Great Wight - The Suburbs Have Ruined My Life (Cover Artwork)
Staff Pick

Great Wight

The Suburbs Have Ruined My Life (2017)

Self-Released


The term emo, originally short for “emocore,” started in the 80’s DC hardcore scene to describe hardcore bands with emotional, rather than political, lyrics. As I’ve written about before, emo has gone through a few different generations that were all very different from each other, and its current incarnation bears little resemblance to early emocore. But when someone uses modern emo style music ­­and pairs it with political lyrics, then what do you call it? Politico? Oh, wait, that’s already the name of something, isn’t it? Well, I guess they’re not fully political lyrics, as Great Wight’s album The Suburbs Have Ruined My Life, melds the political and personal, and addresses issues about being black, queer, atheist, leftist punks in the suburban Bible Belt.

What I love about this album is that this band has absolutely no regard for how things are normally done. Besides the fact that they’re using emo to make a political statement, they often squeeze too many syllables into a line to get a specific message across, thus disrupting the flow of the song in a Dylanesqe way. And they make a lot of emo inside references, like a song taking place at a Tiny Moving Parts concert titled “It Turns Out There Aren’t That Many Perks of Being a Wallflower.” The result is an album with lots of refreshing surprises of things that aren’t that weird, but which you just don’t see that often in this kind of music.

“The American Way” is the album’s most blatant political diatribe, touching on topics ranging from abortion rights to racial stereotyping. The topic of racial stereotypes is further expanded upon in the next track, “Not Black Enough,” a slow and deliberate song whose lyrics offer a unique perspective on black identity over, for most of the song, a sole bass guitar that seems to be playing the intro to Eminem’s “Lose Yourself” on a loop. But easily the best song is the aforementioned “It Turns Out There Aren’t That Many Perks of Being a Wallflower” which talks about the difficulties of connecting to other people and forming new friendships, and which goes on a long and complex journey through a lot of different emotions, always returning to that Tiny Moving Parts concert.

The only thing that makes me wince about Great Wight is their names.
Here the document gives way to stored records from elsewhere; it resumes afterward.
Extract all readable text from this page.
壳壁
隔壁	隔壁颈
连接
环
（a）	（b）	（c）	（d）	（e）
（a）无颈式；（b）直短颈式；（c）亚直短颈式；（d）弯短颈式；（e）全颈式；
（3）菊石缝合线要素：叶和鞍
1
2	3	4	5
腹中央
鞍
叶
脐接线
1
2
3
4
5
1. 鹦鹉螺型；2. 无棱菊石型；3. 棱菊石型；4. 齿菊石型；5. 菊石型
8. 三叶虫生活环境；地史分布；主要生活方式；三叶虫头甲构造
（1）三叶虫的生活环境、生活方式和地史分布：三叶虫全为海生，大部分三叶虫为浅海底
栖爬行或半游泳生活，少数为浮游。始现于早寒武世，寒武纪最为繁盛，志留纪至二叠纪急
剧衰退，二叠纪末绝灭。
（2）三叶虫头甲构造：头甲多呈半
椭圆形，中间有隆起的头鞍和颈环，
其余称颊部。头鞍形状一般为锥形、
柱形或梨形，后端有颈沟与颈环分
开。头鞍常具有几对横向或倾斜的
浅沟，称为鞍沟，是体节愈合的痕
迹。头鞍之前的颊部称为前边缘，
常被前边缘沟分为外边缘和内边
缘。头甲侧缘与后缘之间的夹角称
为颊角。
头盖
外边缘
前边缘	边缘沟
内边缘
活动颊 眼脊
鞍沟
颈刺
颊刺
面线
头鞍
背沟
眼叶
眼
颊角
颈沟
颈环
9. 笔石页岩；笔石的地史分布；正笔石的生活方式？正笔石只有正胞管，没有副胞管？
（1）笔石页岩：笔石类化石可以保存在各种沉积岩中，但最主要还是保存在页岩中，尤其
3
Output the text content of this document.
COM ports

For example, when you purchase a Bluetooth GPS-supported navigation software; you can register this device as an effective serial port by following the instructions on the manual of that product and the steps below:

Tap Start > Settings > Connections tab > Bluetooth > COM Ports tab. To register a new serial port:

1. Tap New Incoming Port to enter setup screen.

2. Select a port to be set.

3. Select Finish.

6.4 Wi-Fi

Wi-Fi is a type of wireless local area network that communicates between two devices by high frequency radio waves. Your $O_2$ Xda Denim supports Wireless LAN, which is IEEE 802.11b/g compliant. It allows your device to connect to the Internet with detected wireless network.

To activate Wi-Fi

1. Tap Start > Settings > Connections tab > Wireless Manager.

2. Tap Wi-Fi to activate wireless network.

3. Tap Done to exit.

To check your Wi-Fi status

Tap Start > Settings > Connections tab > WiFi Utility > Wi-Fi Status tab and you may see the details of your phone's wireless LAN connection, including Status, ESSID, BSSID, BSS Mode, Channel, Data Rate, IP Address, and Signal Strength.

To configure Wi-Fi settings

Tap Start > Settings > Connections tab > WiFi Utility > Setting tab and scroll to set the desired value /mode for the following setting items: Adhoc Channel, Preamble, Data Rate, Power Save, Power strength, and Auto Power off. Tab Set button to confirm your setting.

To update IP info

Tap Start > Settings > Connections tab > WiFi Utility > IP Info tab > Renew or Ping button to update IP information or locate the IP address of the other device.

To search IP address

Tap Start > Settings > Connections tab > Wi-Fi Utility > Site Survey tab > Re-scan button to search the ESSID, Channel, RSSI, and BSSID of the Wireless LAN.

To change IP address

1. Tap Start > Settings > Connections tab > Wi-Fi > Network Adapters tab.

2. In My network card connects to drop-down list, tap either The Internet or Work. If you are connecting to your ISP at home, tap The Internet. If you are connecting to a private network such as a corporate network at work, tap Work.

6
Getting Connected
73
Besides the fact that it’s a cheap trick to simply change the spelling of a band name to avoid directly copying a much more established band, the name they’re riffing off of, Great White, is a verboten band name where I’m from. I grew up in Rhode Island, and for us the name Great White is the name of the ridiculous hair metal band that, in 2003, tried to put on a stadium style pyrotechnics show in a very small nightclub, starting a fire that killed 100 people. We have a long memory on that one, and we’re not big fans of their being one band by that name, let alone two. Still, I doubt Great Wight had that in mind when they chose their name, so I try to give them a pass on it, but it lingers in the back of my mind.

The Suburbs Have Ruined My Life is a stellar first outing from a band that adds some diversity into a predominantly white and cishet genre, and really remakes it into something new. If this gains some traction and starts to reform the emo genre, I’m all for that. But, expectations aside, this is an excellent album.